Esclarecido isto, percebe-se que tal situação culmina com a impossibilidade de alcance do modelo ideal de juiz-político[9], uma vez proposto por Carlo Guarnieri, com alta liberdade, alta independência e atuação social.

3. A parcialidade oriunda da corrupção

            A corrupção entre os magistrados é um notório fator que prejudica o princípio da imparcialidade. Irrelevante detalhar aqui as diversas práticas ilícitas que acontecem entre litigantes, advogados e juízes. Esse problema não tem relação direta com as características da instituição do procedimento judicial ou com a estrutura do Judiciário, mas sim com a natureza humana. É um problema que existe e sempre existirá, pois parte de um indivíduo em si.

            A teoria dos sistemas sociais de Luhmann serve de prisma para explicar essa questão. O homem, como unidade central do sistema psíquico e orgânico, encontra-se fora da sociedade. Visto sob essa perspectiva, o sistema psíquico (homem) representa uma organização de elementos que operam com o pensamento, liberto num ambiente que atua como unidade para uma diferenciação por parte da sociedade. Sistema e ambiente são claramente diferenciados a partir dessa organização (que mantém vivo o sistema), onde o ambiente não tem poder de determinação sobre o sistema, e vice-versa.

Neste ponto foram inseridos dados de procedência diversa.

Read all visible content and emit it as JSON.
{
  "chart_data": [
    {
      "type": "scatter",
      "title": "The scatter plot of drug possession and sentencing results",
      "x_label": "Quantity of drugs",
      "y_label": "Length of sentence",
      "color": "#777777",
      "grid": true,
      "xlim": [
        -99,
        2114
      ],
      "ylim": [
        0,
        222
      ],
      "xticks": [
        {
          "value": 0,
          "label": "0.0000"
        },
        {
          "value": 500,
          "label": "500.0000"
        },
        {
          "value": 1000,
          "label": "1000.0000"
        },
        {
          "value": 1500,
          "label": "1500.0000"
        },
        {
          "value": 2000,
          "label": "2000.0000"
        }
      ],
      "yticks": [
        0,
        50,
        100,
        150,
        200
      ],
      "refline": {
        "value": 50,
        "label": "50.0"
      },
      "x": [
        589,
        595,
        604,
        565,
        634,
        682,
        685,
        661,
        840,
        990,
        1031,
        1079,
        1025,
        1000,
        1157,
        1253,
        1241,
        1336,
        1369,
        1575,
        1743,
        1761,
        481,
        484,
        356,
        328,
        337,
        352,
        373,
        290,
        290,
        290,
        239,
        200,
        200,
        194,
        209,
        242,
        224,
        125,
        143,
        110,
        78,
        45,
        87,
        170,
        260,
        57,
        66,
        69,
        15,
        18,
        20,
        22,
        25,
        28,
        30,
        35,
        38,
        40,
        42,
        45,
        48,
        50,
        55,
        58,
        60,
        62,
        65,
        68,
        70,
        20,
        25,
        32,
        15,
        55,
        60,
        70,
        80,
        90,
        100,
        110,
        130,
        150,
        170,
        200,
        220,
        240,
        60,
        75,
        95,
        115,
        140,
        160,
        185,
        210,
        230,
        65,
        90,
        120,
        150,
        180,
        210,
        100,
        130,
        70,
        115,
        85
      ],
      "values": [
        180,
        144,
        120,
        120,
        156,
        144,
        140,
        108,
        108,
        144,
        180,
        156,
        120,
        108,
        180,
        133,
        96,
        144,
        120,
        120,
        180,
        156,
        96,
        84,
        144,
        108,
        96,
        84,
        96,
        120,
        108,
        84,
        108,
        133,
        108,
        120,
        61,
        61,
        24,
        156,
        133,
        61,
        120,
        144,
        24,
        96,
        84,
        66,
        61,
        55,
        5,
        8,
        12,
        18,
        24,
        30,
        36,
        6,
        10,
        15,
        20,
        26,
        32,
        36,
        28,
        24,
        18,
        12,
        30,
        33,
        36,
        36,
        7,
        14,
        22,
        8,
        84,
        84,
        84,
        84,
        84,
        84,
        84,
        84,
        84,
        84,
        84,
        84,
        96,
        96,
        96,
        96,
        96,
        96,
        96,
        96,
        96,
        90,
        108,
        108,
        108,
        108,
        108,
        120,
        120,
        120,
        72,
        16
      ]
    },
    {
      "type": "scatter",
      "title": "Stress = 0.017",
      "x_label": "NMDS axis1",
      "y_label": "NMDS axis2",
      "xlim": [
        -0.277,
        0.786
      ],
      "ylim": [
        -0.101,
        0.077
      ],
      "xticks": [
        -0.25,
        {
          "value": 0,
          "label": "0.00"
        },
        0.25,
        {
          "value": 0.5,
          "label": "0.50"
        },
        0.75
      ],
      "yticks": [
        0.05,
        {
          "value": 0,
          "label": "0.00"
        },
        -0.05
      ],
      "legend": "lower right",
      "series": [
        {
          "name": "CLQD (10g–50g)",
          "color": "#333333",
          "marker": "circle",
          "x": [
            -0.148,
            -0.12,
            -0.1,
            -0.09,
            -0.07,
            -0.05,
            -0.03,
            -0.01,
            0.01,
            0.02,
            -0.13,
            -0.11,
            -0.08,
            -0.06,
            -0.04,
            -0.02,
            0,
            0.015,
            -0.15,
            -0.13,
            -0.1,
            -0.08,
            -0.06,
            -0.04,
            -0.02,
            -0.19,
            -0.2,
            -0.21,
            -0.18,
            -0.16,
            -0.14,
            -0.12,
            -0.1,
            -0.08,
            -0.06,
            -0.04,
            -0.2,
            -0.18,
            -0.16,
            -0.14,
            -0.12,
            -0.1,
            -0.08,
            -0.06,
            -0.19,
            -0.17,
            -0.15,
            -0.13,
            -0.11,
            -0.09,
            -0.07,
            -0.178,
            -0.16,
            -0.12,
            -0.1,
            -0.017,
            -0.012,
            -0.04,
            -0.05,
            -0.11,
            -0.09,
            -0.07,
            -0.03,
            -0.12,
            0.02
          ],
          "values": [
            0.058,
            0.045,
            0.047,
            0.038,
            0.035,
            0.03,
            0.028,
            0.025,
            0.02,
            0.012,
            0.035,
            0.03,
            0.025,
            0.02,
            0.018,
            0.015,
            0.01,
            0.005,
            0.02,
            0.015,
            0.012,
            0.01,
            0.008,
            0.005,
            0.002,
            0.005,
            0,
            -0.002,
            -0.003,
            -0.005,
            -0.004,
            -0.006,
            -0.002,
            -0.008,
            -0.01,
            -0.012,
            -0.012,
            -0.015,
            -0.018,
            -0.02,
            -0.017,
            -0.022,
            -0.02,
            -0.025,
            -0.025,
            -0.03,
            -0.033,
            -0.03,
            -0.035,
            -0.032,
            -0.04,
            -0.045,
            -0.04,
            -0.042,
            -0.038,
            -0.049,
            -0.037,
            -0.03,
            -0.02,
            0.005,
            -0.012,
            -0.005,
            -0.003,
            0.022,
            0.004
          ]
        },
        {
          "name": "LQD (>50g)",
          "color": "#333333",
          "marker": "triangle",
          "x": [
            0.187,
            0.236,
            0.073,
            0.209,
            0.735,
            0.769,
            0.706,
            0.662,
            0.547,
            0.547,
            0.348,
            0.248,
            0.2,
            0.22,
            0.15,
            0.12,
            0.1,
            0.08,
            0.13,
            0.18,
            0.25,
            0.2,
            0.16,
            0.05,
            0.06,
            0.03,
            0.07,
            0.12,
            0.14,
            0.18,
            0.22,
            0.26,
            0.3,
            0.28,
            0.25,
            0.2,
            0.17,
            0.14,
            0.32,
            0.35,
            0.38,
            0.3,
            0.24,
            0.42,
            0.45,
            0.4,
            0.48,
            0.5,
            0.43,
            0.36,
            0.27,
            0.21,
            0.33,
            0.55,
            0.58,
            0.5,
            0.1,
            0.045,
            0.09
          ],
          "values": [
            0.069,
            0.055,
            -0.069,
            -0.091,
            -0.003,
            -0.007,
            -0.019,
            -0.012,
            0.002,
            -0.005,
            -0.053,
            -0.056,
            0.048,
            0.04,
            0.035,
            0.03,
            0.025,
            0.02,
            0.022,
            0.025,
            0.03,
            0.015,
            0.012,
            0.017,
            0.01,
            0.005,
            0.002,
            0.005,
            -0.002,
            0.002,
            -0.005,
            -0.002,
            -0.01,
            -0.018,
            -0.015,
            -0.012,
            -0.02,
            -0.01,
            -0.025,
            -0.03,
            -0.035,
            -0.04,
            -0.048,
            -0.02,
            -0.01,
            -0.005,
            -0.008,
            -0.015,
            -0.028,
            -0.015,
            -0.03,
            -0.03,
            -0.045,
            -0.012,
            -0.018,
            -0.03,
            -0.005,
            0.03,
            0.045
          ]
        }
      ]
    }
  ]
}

O homem como sistema psíquico, portanto, encontra-se liberto da atuação da sociedade e de seus subsistemas sociais, inclusive o Direito. A corrupção, segundo estudos científicos, é uma patologia de índole psicológica, com formação dentro do sistema psíquico, estando, assim, fora da seara de atuação das estruturas com especialização funcional da sociedade (direito, política, economia, etc.)[10]. Contudo, pode ser trabalhada por essas mesmas estruturas. O que pode ser feito é a criação de mecanismos que impeçam a fruição de tal prática, ainda que sendo uma forma de resolução concentra, superficial e mecanicista, como em Descartes. Mas aí que está a questão exposta sob a ótica luhmanniana: é a única forma de lidar com o problema, haja vista a maneira como ele nasce.

CONCLUSÃO

            Percebe-se que a verdadeira reforma a ocorrer no judiciário é a mudança de mentalidade por parte dos juízes[11], além, claro, da estrutura de promoção profissional, que acarreta graves vícios na prestação jurisdicional. Esses problemas permitem o desenho de um modelo defeituoso de juiz, distanciado de sua verdadeira função

            Com juízes sem interesse próprio no processo, mas com interesse social a ser revelado na sentença, a imparcialidade distancia-se da condição de mito e o Judiciário abre suas portas através do princípio da inafastabilidade[12].

NOTAS

(1) Campilongo, 2002: 29-30

(2) Portanova, 1995:77

(3) Portanova, 1995:79

(4) Campilongo, 2002:30

(5) Portanova, 1995: 245

(6) Luhmann, 1980: 32-35

(7) Luhmann, 2004: 54 – “Legal education can afford to provide more abstraction, more generalization of decisions, and even more philosophy than will ever be applied in practical work”.

(8) Rocha, 1995

(9) Guarnieri, 1993: 36

(10) Luhmann, 2004

(11) Dallari, 2002: 82

(12) Portanova, 1995: 82

BIBLIOGRAFIA

CAMPILONGO, Celso F. (2002). Política, sistema jurídico e decisão judicial. São Paulo: Max Limonad.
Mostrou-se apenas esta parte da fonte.